(Séoul) Le Comité olympique sud-coréen a déclaré samedi avoir retiré des banderoles dans le village olympique de Tokyo après que le Comité international olympique eut jugé qu’elles étaient provocatrices.

Kim Tong-hyung La Presse Canadienne

Les banderoles en question faisaient référence à une guerre du 16e siècle entre la Corée et le Japon.

En acceptant de retirer les banderoles, les Sud-Coréens ont dit avoir reçu du CIO la promesse que l’affichage du drapeau japonais du « soleil levant » serait banni dans les stades et autres sites olympiques.

Le drapeau, représentant un soleil rouge avec 16 rayons s’étendant vers l’extérieur, est ressenti par de nombreuses personnes en Corée du Sud et dans d’autres régions d’Asie comme un symbole du passé de guerre du Japon.

Les banderoles sud-coréennes, qui ont suscité les protestations de certains groupes d’extrême droite japonais, avaient été accrochées aux balcons des chambres des athlètes sud-coréens et énonçaient collectivement un message qui disait : « J’ai toujours le soutien de 50 millions de Coréens ».

Ce message s’inspire des mots célèbres de l’amiral de la marine coréenne du 16e siècle Yi Sun-sin. Selon la tradition historique, ce dernier aurait affirmé au roi Seonjo du royaume de Joseon en Corée qu’il lui restait encore 12 cuirassés avant de remporter une victoire cruciale contre une flotte japonaise plus nombreuse lors des invasions japonaises de la Corée, de 1592 à 1598.

Le Comité olympique sud-coréen a exprimé que le CIO lui avait dit que les bannières évoquaient des images de guerre et allaient à l’encontre de la règle 50 de la Charte olympique, qui stipule « qu’aucune sorte de manifestation ou de propagande politique, religieuse ou raciale n’est autorisée sur les sites olympiques, les endroits où se déroulent les compétitions ou dans d’autres domaines ».

Toshiro Muto, le directeur général du comité organisateur à Tokyo, a indiqué que le CIO trouvait que les banderoles sud-coréennes « n’étaient pas appropriées » et il a demandé à ce qu’elles soient retirées.
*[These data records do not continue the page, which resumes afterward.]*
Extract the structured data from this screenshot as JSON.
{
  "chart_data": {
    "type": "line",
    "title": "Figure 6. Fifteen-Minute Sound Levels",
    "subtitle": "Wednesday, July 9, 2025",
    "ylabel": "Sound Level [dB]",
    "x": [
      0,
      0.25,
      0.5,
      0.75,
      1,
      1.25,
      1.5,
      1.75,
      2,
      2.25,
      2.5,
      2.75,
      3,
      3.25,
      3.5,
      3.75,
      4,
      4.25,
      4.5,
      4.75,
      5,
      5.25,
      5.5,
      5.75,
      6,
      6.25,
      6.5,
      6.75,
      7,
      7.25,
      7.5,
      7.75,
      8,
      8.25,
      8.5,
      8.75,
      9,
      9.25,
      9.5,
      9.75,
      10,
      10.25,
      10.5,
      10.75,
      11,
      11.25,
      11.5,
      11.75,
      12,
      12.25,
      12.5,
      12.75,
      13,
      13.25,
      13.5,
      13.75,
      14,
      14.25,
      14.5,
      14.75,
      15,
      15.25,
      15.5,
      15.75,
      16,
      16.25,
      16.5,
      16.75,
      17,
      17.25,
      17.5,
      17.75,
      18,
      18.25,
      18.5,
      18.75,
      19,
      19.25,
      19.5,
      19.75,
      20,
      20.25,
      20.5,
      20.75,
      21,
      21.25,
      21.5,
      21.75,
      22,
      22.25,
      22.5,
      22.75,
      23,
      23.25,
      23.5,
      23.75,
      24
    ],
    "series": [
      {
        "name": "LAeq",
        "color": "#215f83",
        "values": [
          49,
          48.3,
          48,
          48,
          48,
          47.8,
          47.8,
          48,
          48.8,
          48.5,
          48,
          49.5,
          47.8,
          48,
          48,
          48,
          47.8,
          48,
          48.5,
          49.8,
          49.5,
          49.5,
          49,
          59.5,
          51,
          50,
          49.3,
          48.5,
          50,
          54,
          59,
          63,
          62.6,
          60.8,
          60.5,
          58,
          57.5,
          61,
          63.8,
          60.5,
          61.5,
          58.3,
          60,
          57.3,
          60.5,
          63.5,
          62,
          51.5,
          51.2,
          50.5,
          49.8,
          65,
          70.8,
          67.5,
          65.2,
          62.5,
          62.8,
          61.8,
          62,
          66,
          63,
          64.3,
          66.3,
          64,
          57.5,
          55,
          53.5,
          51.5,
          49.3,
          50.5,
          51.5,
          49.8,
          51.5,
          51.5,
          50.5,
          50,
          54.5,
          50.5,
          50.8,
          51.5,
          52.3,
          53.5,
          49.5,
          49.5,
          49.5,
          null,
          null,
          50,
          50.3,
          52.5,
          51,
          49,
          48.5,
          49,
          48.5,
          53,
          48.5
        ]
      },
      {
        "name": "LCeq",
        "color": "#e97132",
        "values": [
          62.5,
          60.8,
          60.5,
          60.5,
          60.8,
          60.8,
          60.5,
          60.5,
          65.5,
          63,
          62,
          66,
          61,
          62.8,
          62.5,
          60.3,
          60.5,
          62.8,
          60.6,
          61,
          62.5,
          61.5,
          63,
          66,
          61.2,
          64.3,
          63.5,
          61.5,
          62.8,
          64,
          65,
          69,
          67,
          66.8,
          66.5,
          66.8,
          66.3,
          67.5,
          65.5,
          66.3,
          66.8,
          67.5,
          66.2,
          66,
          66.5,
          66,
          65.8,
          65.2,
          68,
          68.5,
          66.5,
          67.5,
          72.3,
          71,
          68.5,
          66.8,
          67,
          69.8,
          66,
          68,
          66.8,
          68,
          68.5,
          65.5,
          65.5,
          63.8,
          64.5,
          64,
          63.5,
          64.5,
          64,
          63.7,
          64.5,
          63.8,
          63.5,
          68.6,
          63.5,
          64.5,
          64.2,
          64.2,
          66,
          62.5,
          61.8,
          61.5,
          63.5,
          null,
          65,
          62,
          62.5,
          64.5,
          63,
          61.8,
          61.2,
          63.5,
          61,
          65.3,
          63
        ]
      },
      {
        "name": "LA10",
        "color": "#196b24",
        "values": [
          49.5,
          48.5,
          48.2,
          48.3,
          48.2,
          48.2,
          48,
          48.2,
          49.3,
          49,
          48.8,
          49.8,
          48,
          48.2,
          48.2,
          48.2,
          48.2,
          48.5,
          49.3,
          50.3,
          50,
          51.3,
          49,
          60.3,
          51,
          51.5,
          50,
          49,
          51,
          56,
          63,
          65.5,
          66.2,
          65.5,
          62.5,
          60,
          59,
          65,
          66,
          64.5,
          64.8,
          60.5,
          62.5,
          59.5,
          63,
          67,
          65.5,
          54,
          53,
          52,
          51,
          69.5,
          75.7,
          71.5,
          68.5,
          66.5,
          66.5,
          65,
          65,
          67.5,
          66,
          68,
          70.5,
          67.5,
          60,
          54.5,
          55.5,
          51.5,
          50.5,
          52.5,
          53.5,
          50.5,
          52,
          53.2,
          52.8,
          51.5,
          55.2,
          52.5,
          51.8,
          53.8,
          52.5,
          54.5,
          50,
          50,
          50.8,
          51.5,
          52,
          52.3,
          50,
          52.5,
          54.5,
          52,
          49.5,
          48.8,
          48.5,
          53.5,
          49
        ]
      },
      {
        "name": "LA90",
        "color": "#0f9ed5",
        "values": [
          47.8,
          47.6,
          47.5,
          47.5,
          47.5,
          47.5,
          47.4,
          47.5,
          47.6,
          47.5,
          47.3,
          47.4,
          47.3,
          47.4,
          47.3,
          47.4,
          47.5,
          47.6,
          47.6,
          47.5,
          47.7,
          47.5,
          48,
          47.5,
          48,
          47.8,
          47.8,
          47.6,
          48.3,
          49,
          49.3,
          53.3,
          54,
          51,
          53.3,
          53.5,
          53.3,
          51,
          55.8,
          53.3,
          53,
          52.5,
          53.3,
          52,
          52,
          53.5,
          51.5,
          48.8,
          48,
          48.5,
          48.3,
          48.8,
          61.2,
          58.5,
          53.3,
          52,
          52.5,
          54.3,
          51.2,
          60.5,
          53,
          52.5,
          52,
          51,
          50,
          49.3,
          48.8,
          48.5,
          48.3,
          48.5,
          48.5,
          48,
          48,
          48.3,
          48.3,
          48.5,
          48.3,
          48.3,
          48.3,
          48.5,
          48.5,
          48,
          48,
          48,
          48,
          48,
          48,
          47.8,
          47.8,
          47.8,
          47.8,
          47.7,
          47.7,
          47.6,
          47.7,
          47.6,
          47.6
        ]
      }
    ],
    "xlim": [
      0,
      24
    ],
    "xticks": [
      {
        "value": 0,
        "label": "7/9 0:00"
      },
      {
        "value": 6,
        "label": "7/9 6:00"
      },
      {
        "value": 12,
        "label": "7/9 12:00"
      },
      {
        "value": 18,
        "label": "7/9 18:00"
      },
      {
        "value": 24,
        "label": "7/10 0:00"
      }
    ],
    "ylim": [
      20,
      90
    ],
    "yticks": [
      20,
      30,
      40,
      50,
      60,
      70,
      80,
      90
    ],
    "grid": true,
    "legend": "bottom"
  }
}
Seiko Hashimoto, présidente du comité organisateur, a reconnu qu’il « pouvait y avoir plusieurs façons de voir les choses » concernant ce problème.

« Si le message est considéré comme politique, il va à l’encontre du message des Jeux olympiques et paralympiques de rassembler le monde en un seul », a-t-elle insisté.

Les responsables japonais n’ont fait aucun commentaire sur l’annonce sud-coréenne selon laquelle le CIO avait également interdit le drapeau du soleil levant lors des Jeux.

En 2019, la Corée du Sud avait d’abord demandé officiellement au CIO d’interdire le drapeau du soleil levant aux Jeux olympiques, le comparant à la croix gammée nazie. Les responsables olympiques sud-coréens ont ensuite mentionné que le comité organisateur de Tokyo avait rejeté leur demande d’interdiction du drapeau, affirmant qu’il était largement utilisé au Japon et qu’il n’était pas considéré comme une déclaration politique.

De nombreux Sud-Coréens nourrissent toujours de l’animosité à l’égard de la domination coloniale japonaise de 1910 à 1945 sur la péninsule coréenne, et les pays ont vu leurs relations s’effondrer ces dernières années en raison de différends sur l’histoire, le commerce et la coopération militaire.

Les deux pays tentent d’améliorer leurs relations depuis l’investiture du président américain Joe Biden, qui a appelé à une coopération tripartite renforcée avec les alliés traditionnels des États-Unis face aux menaces nucléaires nord-coréennes et aux défis posés par la Chine. Les progrès ont toutefois été lents.